I have a love/hate relationship with marketing. There are so many bad ways to do it, like, morally, ethically bad. But when it’s done well, it can be downright delightful or even utterly inspiring. And here’s the thing, until the digital age, how to do it “right” was a series of totally made up things. Someone would have an idea and try it and it would work, then everyone would do that for a while until the next interesting idea. That’s still mostly true today. Marketing’s hard to track. It’s that ambiguity, that possibility, that I really love.
Working inside of global corporations and national nonprofits, my mission was to take advantage of that ambiguity by intentionally choosing to be more human. Now, as a consultant and coach, I use social and emotional intelligence concepts to help mission-centered leaders bring their own humanity into their marketing strategy. It’s always fun to see the relief people feel when they’re given permission to hate being a creep.
As long as people are involved, I can make an argument about emotional intelligence as the foundation for anything, but here are several really timely reasons you should focus on it in your marketing strategy.
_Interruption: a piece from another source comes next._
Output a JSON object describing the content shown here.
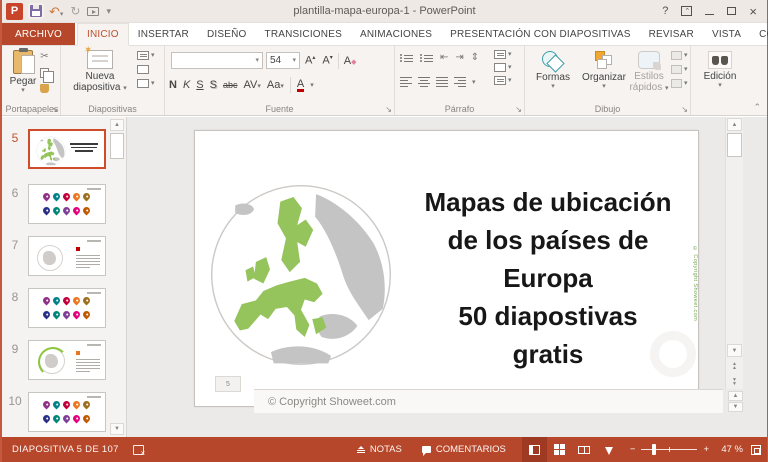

Marketing is a Relationship
Marketing is a relationship where one side is deeply invested in persuading the other to do something. Usually it involves money. And money makes people act weird. Growth goals turn humans into numbers, and we disconnect. Marketers, now more than ever before, are the closest to people on the other side of the screen, or package, or plan. If building, growing, and maintaining relationships and community isn’t part of your marketing strategy - even (possibly especially!) if you’re a team of one - you’re missing something pretty major in the way the world now interacts.
Marketing Starts Way Before Your First Ad
When your product or service comes with a true intent to help someone out, or make the world a little better, and it’s something you believe in and are proud of, and you truly take the time to understand and care about the people you’re serving, your marketing communications write themselves. Marketing isn’t what happens at the end, it’s the culmination of every choice you make for your business being broadcast to the world, sometimes intentionally, sometimes not. That’s why your staff, partners, and peers are your most important audience always, they know what’s really up behind the scenes and have the power to totally invalidate any inauthentic claims.
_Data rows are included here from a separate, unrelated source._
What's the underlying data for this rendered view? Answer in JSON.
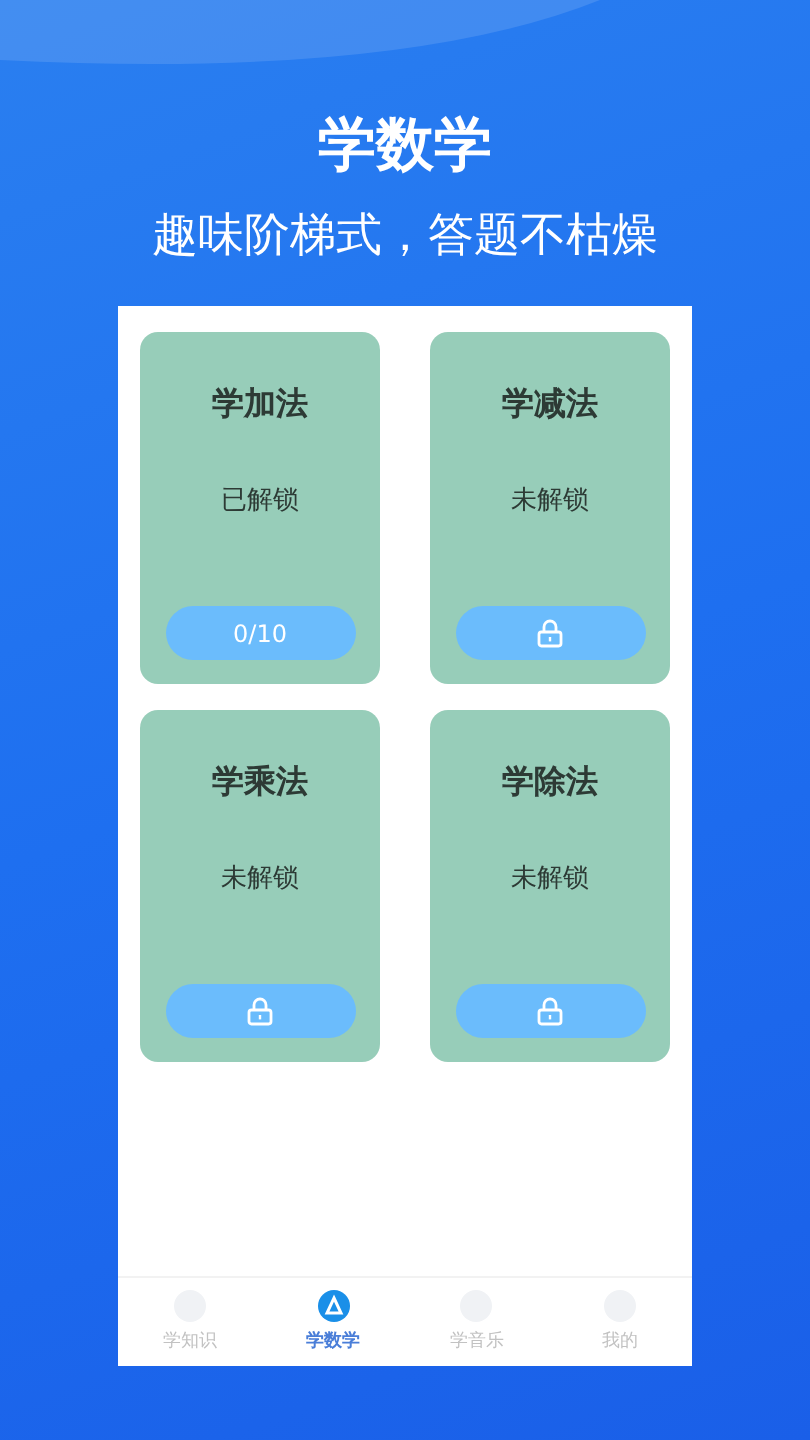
{
  "header": {
    "title": "学数学",
    "subtitle": "趣味阶梯式，答题不枯燥"
  },
  "lessons": [
    {
      "title": "学加法",
      "status": "已解锁",
      "locked": false,
      "progress": "0/10"
    },
    {
      "title": "学减法",
      "status": "未解锁",
      "locked": true
    },
    {
      "title": "学乘法",
      "status": "未解锁",
      "locked": true
    },
    {
      "title": "学除法",
      "status": "未解锁",
      "locked": true
    }
  ],
  "tabs": [
    {
      "label": "学知识",
      "selected": false
    },
    {
      "label": "学数学",
      "selected": true
    },
    {
      "label": "学音乐",
      "selected": false
    },
    {
      "label": "我的",
      "selected": false
    }
  ]
}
Marketing Touches People’s Lives
Marketers choose occupations which, like it or not, bear social responsibility. From how we choose models for ads to the language we use to identify ourselves and others to the accessibility of our products and communications, there are so many opportunities for marketers - and businesses in general - to make progressive choices.
As marketing makes a hard swing into artificial intelligence it’s even more critical for us to center humanity, starting with making sure we understand the hidden biases in the automation on which we rely. I’m even willing to make the argument to slice off part of a marketing budget for internal DEI work if that’s what it takes to move the needle. While it may seem a little cynical, it’s becoming easier to make a business case for putting people first from a marketing perspective.
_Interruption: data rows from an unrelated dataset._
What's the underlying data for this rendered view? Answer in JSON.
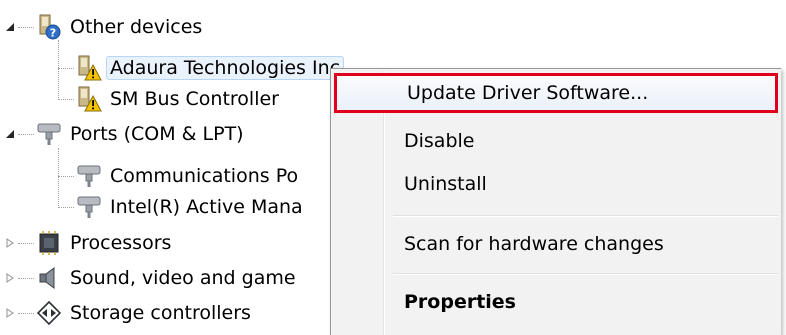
{
  "tree": {
    "categories": [
      {
        "label": "Other devices",
        "expanded": true,
        "icon": "unknown-device-icon",
        "children": [
          {
            "label": "Adaura Technologies Inc",
            "icon": "warning-device-icon",
            "selected": true
          },
          {
            "label": "SM Bus Controller",
            "icon": "warning-device-icon",
            "selected": false
          }
        ]
      },
      {
        "label": "Ports (COM & LPT)",
        "expanded": true,
        "icon": "port-icon",
        "children": [
          {
            "label": "Communications Po",
            "icon": "port-icon",
            "selected": false
          },
          {
            "label": "Intel(R) Active Mana",
            "icon": "port-icon",
            "selected": false
          }
        ]
      },
      {
        "label": "Processors",
        "expanded": false,
        "icon": "processor-icon"
      },
      {
        "label": "Sound, video and game",
        "expanded": false,
        "icon": "speaker-icon"
      },
      {
        "label": "Storage controllers",
        "expanded": false,
        "icon": "storage-controller-icon"
      }
    ]
  },
  "context_menu": {
    "items": [
      {
        "label": "Update Driver Software...",
        "highlighted": true,
        "bold": false
      },
      {
        "label": "Disable",
        "highlighted": false,
        "bold": false
      },
      {
        "label": "Uninstall",
        "highlighted": false,
        "bold": false
      },
      {
        "label": "Scan for hardware changes",
        "highlighted": false,
        "bold": false
      },
      {
        "label": "Properties",
        "highlighted": false,
        "bold": true
      }
    ]
  },
  "colors": {
    "highlight_border": "#e0001b",
    "menu_background": "#f2f2f2",
    "selection_background": "#eaf2fb"
  }
}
A Familiar Approach, But More Personal
Applying emotional intelligence to marketing isn’t new. The prevalence of consumer insight data and regular use of marketing personas as a best practice are all about the “other awareness” side of the social/emotional intelligence coin. But for marketing strategies to truly sing, self-awareness is where it’s at.
Whether your marketing hat is one of many or you have a team of skilled professionals, assessing the EQ behind your marketing efforts can help you to focus on tactics that resonate with both your audience and you. That’s where authentic marketing comes from. That lil sweet spot right there in the Venn diagram of feelings. Don’t be scared! You can still use tons of data to back up your efforts (and I strongly recommend it!), but marketers, it’s time to get emo.
The spillover bonus of having a marketing team skilled at social and emotional intelligence is that it also impacts your ability to bring the rest of the organization along with you. When you present concepts to peers and partners in an emotionally intelligent way, you have a positive impact on the group’s ability to collaborate. What feels good while it’s being put together resonates out in the world.
Understanding your Personal Marketing Style - and that of your whole team, if you have one - adds a critical missing piece to how you approach your marketing strategy. It’s the self-awareness that balances the other awareness and helps you zero in on just how to connect with the people that matter most to your business.